The original ViT architecture is an encoder only model. At the end of encoder's output, a feed-forward network is used to classify the image.

ViT architecture
Source: https://towardsdatascience.com/using-transformers-for-computer-vision-6f764c5a078b

  1. Input: The input of ViT is indeed an image, the image will be divided into smaller non-overlapping region called patch. The number of patches depend on the image size and the chosen patch size. For example, if the image size is 224x224 pixels and the patch size is 16x16 pixels, then it will result in 196 patches.

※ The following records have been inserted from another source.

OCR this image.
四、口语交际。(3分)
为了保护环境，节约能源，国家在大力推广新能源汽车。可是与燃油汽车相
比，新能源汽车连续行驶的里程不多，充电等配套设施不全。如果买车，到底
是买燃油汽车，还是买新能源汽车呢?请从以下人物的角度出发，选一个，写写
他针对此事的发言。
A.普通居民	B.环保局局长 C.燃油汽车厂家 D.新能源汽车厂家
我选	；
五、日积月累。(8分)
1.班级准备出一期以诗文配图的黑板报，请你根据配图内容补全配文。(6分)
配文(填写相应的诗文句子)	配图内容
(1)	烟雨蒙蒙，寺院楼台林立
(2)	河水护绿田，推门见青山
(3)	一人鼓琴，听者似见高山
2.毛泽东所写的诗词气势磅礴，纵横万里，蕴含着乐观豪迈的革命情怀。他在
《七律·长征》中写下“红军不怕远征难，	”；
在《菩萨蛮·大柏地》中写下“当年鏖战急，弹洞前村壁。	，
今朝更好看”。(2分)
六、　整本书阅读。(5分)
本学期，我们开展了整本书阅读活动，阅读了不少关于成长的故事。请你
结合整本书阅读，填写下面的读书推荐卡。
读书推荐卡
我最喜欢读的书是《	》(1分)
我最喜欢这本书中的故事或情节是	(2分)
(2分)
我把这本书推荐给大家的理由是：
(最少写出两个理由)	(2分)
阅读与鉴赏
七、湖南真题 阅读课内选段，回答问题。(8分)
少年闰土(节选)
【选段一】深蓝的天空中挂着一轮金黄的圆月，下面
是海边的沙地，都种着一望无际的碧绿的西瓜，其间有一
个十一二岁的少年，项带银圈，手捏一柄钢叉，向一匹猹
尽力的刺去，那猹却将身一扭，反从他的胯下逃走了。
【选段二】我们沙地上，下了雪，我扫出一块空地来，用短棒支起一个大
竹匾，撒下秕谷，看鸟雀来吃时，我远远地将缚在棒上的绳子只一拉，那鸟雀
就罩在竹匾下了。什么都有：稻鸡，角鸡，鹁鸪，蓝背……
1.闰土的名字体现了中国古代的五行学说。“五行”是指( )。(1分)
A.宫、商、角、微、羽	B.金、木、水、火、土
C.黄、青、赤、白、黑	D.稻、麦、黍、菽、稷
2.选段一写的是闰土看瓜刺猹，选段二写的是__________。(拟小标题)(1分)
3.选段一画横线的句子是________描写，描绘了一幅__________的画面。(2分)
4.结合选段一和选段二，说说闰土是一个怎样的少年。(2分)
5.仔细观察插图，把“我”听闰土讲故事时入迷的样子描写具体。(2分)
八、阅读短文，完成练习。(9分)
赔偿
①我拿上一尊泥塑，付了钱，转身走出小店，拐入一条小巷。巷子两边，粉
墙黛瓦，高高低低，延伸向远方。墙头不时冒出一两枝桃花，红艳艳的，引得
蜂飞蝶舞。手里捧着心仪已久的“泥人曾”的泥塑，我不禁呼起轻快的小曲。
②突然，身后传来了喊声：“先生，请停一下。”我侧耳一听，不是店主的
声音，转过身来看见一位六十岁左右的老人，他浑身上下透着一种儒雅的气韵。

    The patch will be turned into vector representation or linearly projected into an embedding space (embedding process). In addition, positional embedding that encode the relative position of the patch in the input image is also added.

    Image patches
    Source: https://gowrishankar.info/blog/transformers-everywhere-patch-encoding-technique-for-vision-transformersvit-explained/

  2. Transformers or Encoder Block: The embedded patches are fed into the transformers encoder block, consisting multi-head self-attention, fully connected layer, and add & norm layer. The ViT model stack several encoder block together. Transformers architecture make it possible to capture the global information about the image, compared to CNN that captures only the local patterns.

  3. Output: The output is a sequence of patch embedding that captured the global representation of the image. Depending on the task, the output processing may be different. In a classification tasks, the output goes to a fully connected layer to produce probability distribution over different classes or labels.